The resumption should help achieve the goal of 400-450 deliveries of the jet this year, a target closely watched by investors as the planemaker looks to recover from successive crises caused by two fatal crashes and the COVID-19 pandemic.
“We still expect the first half of the year to be about 30 per month and the back half of about 40 per month,” CFO Brian West said, referring to deliveries, at a conference organized by Wolfe Research.
The planemaker was forced to halt deliveries of some 737s earlier this year due to improperly installed brackets — which connect the vertical tail with the fuselage made by Spirit AeroSystems.

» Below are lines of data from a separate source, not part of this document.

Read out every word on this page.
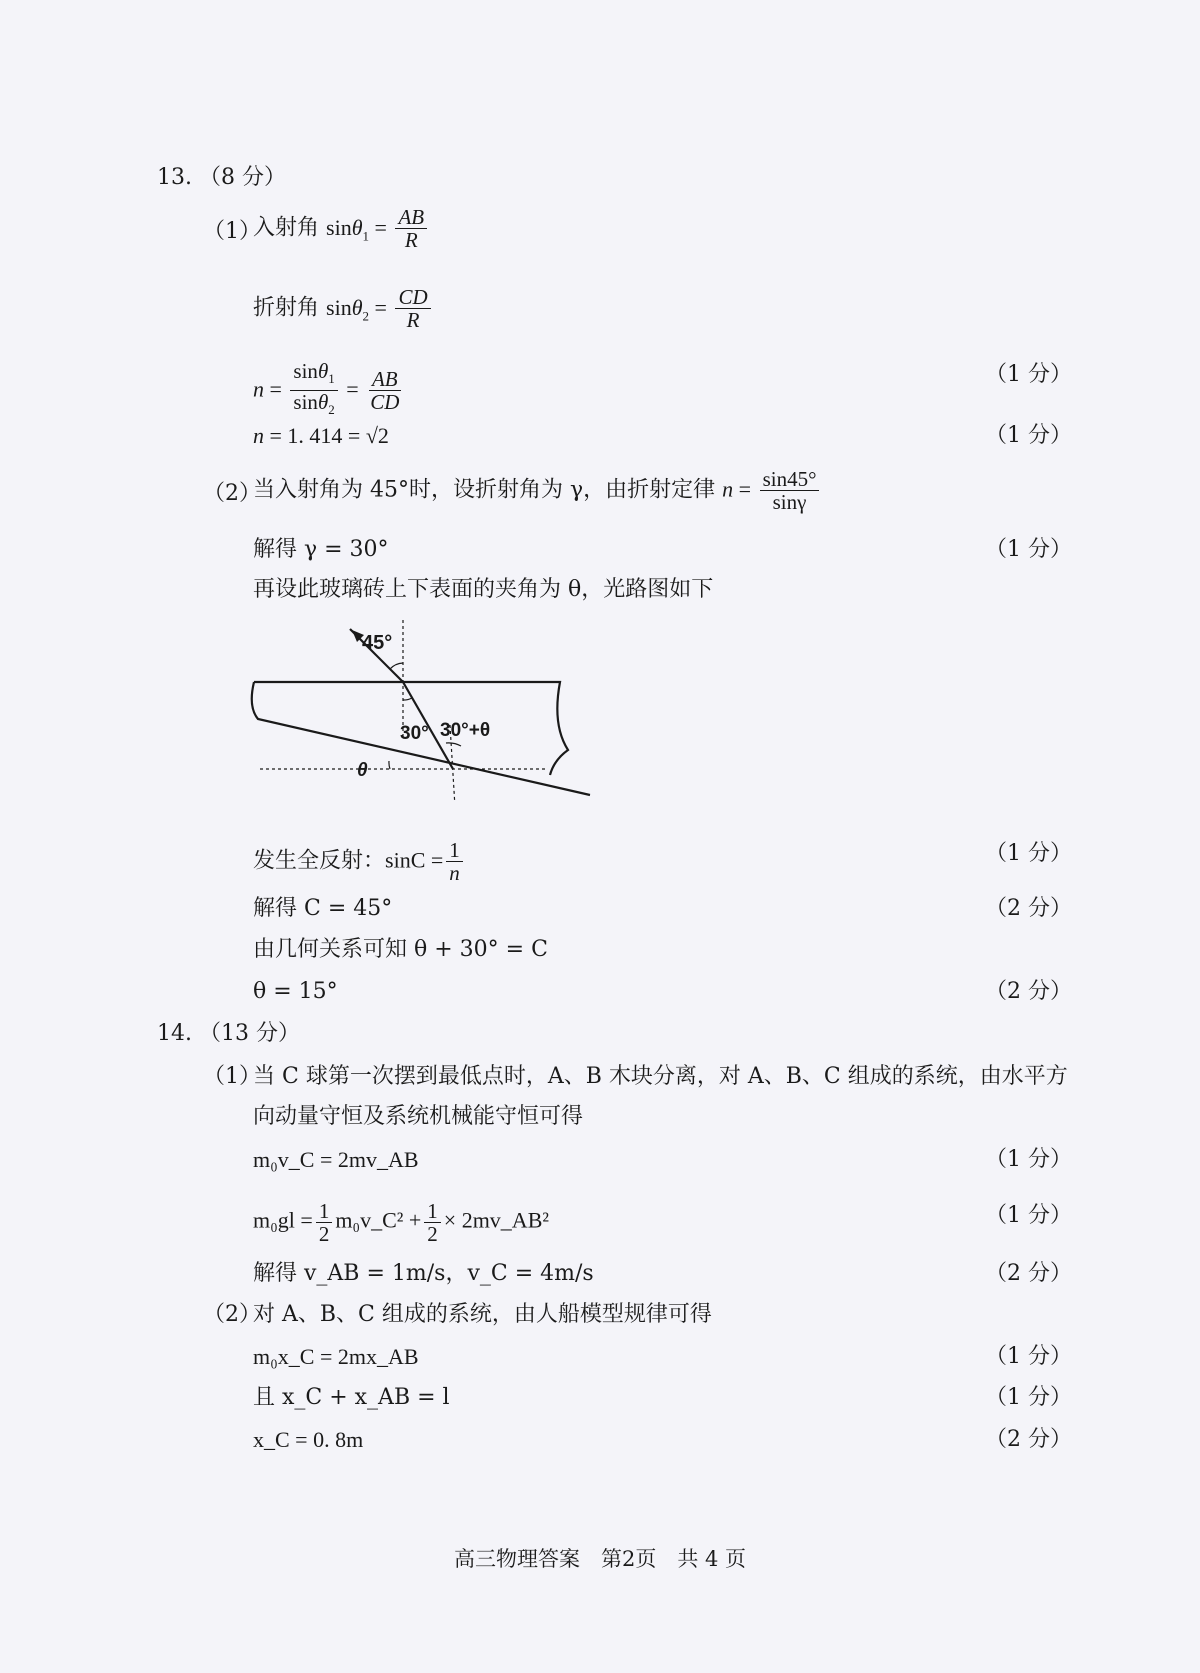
13. （8 分）
（1）
入射角 $\sin\theta_1 = \frac{AB}{R}$
折射角 $\sin\theta_2 = \frac{CD}{R}$
$n = \frac{\sin\theta_1}{\sin\theta_2} = \frac{AB}{CD}$	（1 分）
n = 1. 414 = √2	（1 分）
（2）
当入射角为 45°时，设折射角为 γ，由折射定律 $n = \frac{\sin 45^\circ}{\sin\gamma}$
解得 γ = 30°	（1 分）
再设此玻璃砖上下表面的夹角为 θ，光路图如下
45°
30° 30°+θ
θ
发生全反射：$\sin C = \frac{1}{n}$	（1 分）
解得 C = 45°	（2 分）
由几何关系可知 θ + 30° = C
θ = 15°	（2 分）
14. （13 分）
（1）
当 C 球第一次摆到最低点时，A、B 木块分离，对 A、B、C 组成的系统，由水平方
向动量守恒及系统机械能守恒可得
m₀v_C = 2mv_AB	（1 分）
$m_0gl = \frac{1}{2}$ m₀v_C² + $\frac{1}{2}$ × 2mv_AB²	（1 分）
解得 v_AB = 1m/s，v_C = 4m/s	（2 分）
（2）
对 A、B、C 组成的系统，由人船模型规律可得
m₀x_C = 2mx_AB	（1 分）
且 x_C + x_AB = l	（1 分）
x_C = 0. 8m	（2 分）
高三物理答案　第2页　共 4 页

Some analysts had expected the halt to delay Boeing’s plans for a 737 MAX production ramp up to 38 per month from 31 currently.
But West reiterated that Boeing expects to hit that target this year.
“I don’t know exactly when, but that is in our game plan,” he added.
Meanwhile, West said the top end of Boeing’s $3 billion to $5 billion free cash flow forecast was a “bit pressured,” in part due to supply-chain problems at its ailing defense business but the planemaker maintained that goal.
Boeing’s shares were up about 1% after briefly turning negative on Thursday.